Sub-chilling of salmon

Published:

01/12/2015

Authors:

Gunnar Thordarson, Magnea Karlsdottir, Roger Pedersen, Magnus Johannsson, Albert Hognason

Supported by:

Norwegian Research Council

contact

Gunnar Þórðarson

Regional Manager

gunnar.thordarson@matis.is

Sub-chilling of salmon

The aim of the project was to increase the quality of fresh salmon production, by improving the cooling chain during production and transport. By using supercooling methods, salmon producers will be able to reduce their production costs due to lower transport costs and at the same time improve the quality of production. The salmon was cooled to -1.5 ° C which increased the lifespan and quality of the product. In addition to improving production during slaughter, gutting and packaging, supercooling can also create opportunities for further processing; filleting, smoking, chopping, etc. to improve their production through increased utilization and value along with happier customers. Among other things, supercooling makes it possible to transport the refrigerant into the fish flesh instead of using ice for transport. The project compared the cooling chain of super-chilled salmon with conventional. The former was transported without ice but the traditional one with ice, for further processing in Finland and Norway. Such a comparison was also made between super-chilled and traditional salmon that was transported to Iceland via Oslo on the one hand and to Tokyo via Oslo on the other. The results give rise to optimism about the use of supercooling in the salmon transport chain, both to reduce transport costs and to ensure product quality.

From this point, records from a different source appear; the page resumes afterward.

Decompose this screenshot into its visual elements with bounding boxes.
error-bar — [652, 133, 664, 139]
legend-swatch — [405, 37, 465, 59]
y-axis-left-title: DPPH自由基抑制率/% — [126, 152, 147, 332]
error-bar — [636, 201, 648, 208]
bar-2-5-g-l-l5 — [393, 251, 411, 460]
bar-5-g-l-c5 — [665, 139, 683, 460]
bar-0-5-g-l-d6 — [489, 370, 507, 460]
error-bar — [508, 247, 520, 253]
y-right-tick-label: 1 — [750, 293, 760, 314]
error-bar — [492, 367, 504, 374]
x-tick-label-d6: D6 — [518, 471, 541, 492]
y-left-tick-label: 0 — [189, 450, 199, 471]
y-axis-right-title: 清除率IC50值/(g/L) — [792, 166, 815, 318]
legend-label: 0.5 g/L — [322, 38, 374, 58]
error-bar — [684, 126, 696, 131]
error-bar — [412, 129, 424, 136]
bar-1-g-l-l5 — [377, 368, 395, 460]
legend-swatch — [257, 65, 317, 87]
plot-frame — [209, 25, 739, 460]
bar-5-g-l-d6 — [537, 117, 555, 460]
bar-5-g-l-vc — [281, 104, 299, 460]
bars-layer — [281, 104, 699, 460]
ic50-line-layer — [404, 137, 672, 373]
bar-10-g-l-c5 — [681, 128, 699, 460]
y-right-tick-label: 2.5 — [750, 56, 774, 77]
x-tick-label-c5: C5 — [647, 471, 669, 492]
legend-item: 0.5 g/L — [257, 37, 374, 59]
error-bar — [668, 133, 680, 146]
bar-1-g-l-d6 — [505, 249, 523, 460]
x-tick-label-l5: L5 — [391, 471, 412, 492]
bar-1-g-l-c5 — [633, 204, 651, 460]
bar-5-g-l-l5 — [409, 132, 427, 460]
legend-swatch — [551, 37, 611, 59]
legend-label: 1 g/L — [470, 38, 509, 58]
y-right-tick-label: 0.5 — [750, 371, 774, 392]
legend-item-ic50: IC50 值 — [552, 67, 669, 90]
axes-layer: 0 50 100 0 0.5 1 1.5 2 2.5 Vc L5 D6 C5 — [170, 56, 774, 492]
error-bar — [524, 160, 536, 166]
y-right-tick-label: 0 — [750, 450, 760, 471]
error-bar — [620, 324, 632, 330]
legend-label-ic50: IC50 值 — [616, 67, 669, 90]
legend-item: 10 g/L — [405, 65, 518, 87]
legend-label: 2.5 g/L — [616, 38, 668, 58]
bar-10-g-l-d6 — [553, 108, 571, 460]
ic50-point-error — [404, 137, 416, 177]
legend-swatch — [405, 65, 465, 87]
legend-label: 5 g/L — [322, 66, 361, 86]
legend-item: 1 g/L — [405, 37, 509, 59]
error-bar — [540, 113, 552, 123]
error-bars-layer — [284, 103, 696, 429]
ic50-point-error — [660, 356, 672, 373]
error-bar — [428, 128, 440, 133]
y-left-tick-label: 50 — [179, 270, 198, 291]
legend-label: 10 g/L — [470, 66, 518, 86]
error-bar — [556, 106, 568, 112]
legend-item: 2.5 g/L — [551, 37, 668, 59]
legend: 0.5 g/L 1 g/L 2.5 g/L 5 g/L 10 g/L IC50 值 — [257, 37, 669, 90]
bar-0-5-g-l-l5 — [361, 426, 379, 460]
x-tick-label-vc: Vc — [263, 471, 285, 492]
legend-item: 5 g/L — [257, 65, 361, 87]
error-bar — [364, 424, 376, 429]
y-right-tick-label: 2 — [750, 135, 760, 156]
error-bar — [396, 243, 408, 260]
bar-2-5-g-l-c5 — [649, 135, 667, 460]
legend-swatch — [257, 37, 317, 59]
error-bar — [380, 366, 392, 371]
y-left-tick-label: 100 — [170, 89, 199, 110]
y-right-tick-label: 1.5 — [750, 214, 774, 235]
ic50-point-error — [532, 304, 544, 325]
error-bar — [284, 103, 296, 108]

The ultimate goals of the project was to increase quality of fresh salmon products, provide a more secure cold chain of fresh product, and lower production and logistic costs. Having the fish in a sub-chilled state throughout the production, will give Grieg Seafood several quality advantage including firmer raw material and lower bacteria and enzyme activity in the fresh fish. Fish was packed in a sub-chilled state of -1.5 ° C, hence extending shelf-life and quality. This will have several advantages for the primary producer, resulting in products with higher yield and more value, and in products of higher quality for their customer of secondary processing. Secondary processors will have better control of the product logistic and extended time for selling fresh product with longer shelf-life. Using the sub-chilling method, no ice will be needed during logistic, saving enormous transportation costs, especially in airfreight. Comparison between the cold-chain of sub-chilled and traditional produced salmon was executed in this project, with the former transported without additional ice. The salmon was trucked from Simanes to a secondary processors in Finland and Denmark with excellent result. The two groups were also flown to Iceland, via Oslo, and also to Tokyo via truck to Oslo. The result of this comparisons demonstrates that the sub-chilling method could be used to minimize transportation cost and secure the product quality during logistics.